When Will the Senate Vote to Pass the American Health Care Act?

American Health Care Act

A joint session of Congress meets to count the Electoral College vote from the 2008 presidential election on January 8, 2009 in Washington, DC. (Getty)

The House of Representatives has just passed the American Health Care Act. Now, the Senate must pass the bill as well, so when should we expect this to happen? About how long is there to go before the bill can become a law?

Right now, there is no definitive timeline, but we’re likely talking about a matter of months or at least a few weeks. Although President Trump and House Republicans were in high spirits today, this should not be misinterpreted as meaning the fight to repeal and replace Obamacare is almost finished. Rather, it has only just begun.

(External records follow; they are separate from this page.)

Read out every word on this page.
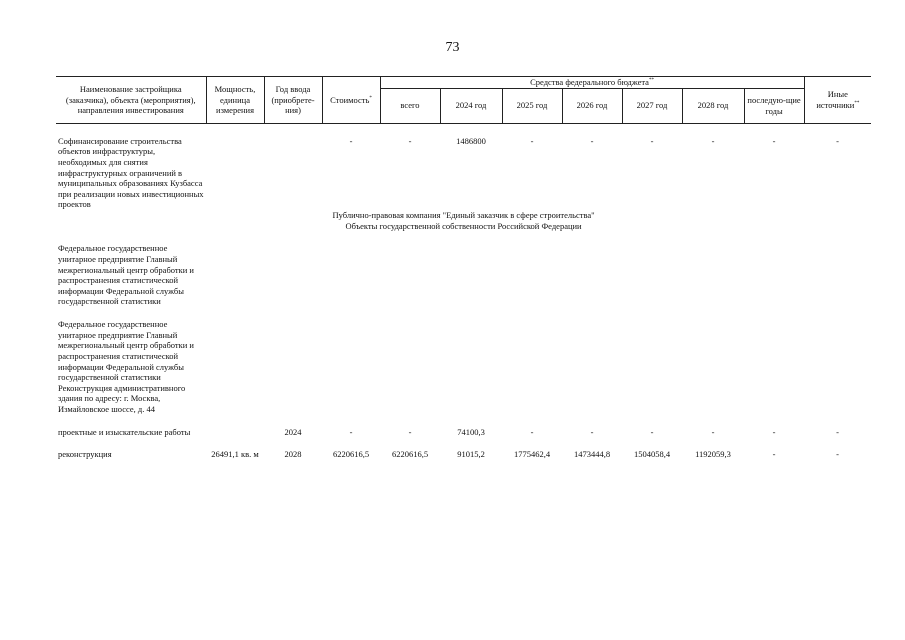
73
Наименование застройщика (заказчика), объекта (мероприятия), направления инвестирования	Мощность, единица измерения	Год ввода (приобрете-ния)	Стоимость*	Средства федерального бюджета**							Иные источники**
				всего	2024 год	2025 год	2026 год	2027 год	2028 год	последую-щие годы	

Софинансирование строительства объектов инфраструктуры, необходимых для снятия инфраструктурных ограничений в муниципальных образованиях Кузбасса при реализации новых инвестиционных проектов			-	-	1486800	-	-	-	-	-	-
Публично-правовая компания "Единый заказчик в сфере строительства"											
Объекты государственной собственности Российской Федерации											

Федеральное государственное унитарное предприятие Главный межрегиональный центр обработки и распространения статистической информации Федеральной службы государственной статистики											

Федеральное государственное унитарное предприятие Главный межрегиональный центр обработки и распространения статистической информации Федеральной службы государственной статистики Реконструкция административного здания по адресу: г. Москва, Измайловское шоссе, д. 44											

проектные и изыскательские работы		2024	-	-	74100,3	-	-	-	-	-	-

реконструкция	26491,1 кв. м	2028	6220616,5	6220616,5	91015,2	1775462,4	1473444,8	1504058,4	1192059,3	-	-
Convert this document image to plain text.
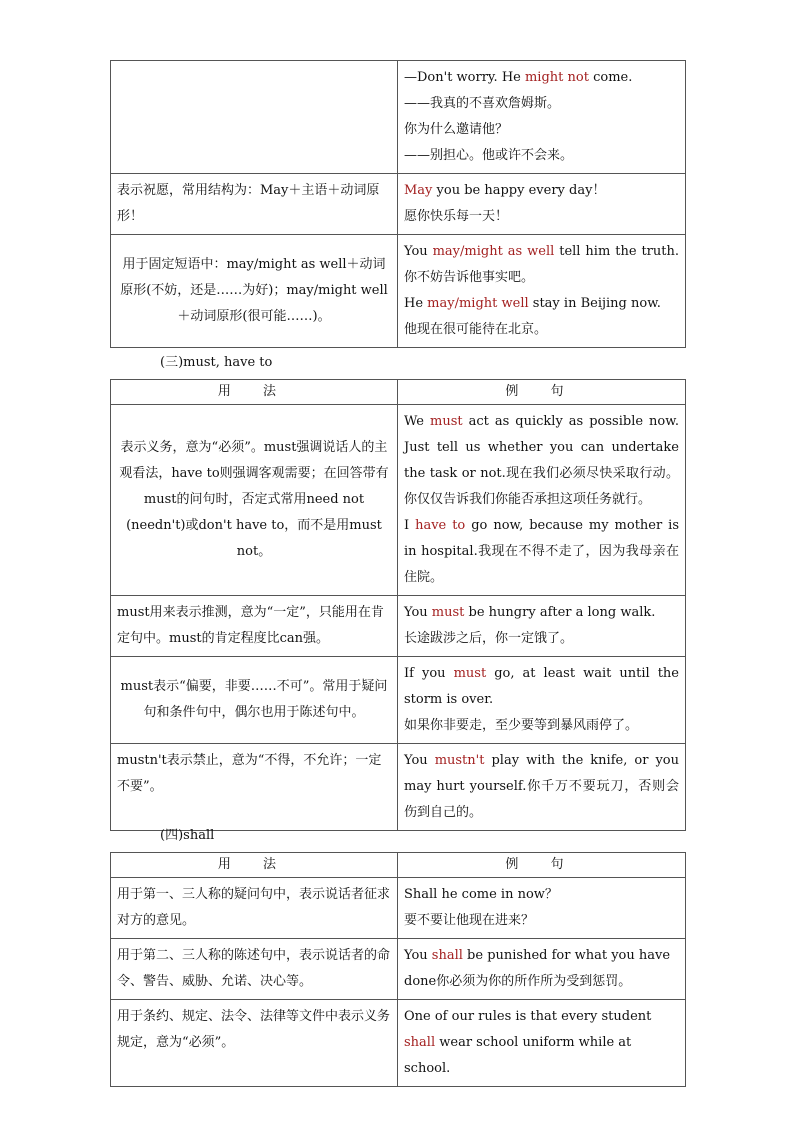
	—Don't worry. He might not come.

——我真的不喜欢詹姆斯。

你为什么邀请他？

——别担心。他或许不会来。

表示祝愿，常用结构为：May＋主语＋动词原形！	May you be happy every day！

愿你快乐每一天！

用于固定短语中：may/might as well＋动词原形(不妨，还是……为好)；may/might well＋动词原形(很可能……)。	You may/might as well tell him the truth.你不妨告诉他事实吧。

He may/might well stay in Beijing now.

他现在很可能待在北京。

(三)must, have to
用 法	例 句
表示义务，意为“必须”。must强调说话人的主观看法，have to则强调客观需要；在回答带有must的问句时，否定式常用need not (needn't)或don't have to，而不是用must not。	We must act as quickly as possible now. Just tell us whether you can undertake the task or not.现在我们必须尽快采取行动。你仅仅告诉我们你能否承担这项任务就行。

I have to go now, because my mother is in hospital.我现在不得不走了，因为我母亲在住院。

must用来表示推测，意为“一定”，只能用在肯定句中。must的肯定程度比can强。	You must be hungry after a long walk.

长途跋涉之后，你一定饿了。

must表示“偏要，非要……不可”。常用于疑问句和条件句中，偶尔也用于陈述句中。	If you must go, at least wait until the storm is over.

如果你非要走，至少要等到暴风雨停了。

mustn't表示禁止，意为“不得，不允许；一定不要”。	You mustn't play with the knife, or you may hurt yourself.你千万不要玩刀，否则会伤到自己的。

(四)shall
用 法	例 句
用于第一、三人称的疑问句中，表示说话者征求对方的意见。	Shall he come in now？

要不要让他现在进来？

用于第二、三人称的陈述句中，表示说话者的命令、警告、威胁、允诺、决心等。	You shall be punished for what you have done你必须为你的所作所为受到惩罚。

用于条约、规定、法令、法律等文件中表示义务规定，意为“必须”。	One of our rules is that every student shall wear school uniform while at school.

Senate Majority Whip John Cornyn told NBC News today that the Senate is going to take its time in voting on the American Health Care Act.

“I assume that we will be…in the same posture that the House was: When we have 51 Senators we’ll vote, but not before that,” he said.

Cornyn did not provide any specific dates, but he told NBC News that we should expect the process to “take a while.”

It will be an especially long process if it turns out that the Senate does not even vote on this version of the bill. The Washington Examiner reported on Thursday that the Senate is going to vote on its own version of the health care law, a completely different version than the one the House passed.

Cornyn reiterated to The Washington Examiner that there is “really no deadline” for getting the bill passed.

What will likely happen here is that the Senate will pass its own version of the bill sometime in the next few weeks. Then, the House and the Senate will work out a compromise in a conference committee, at which point the House and the Senate have to vote again on that compromise.

Clearly, then, there is a long road ahead here. And for reference, in 2009, the House voted to pass a version of the Affordable Care Act in November 2009, but the final bill would not be signed into law until four months later, on March 30th, 2010.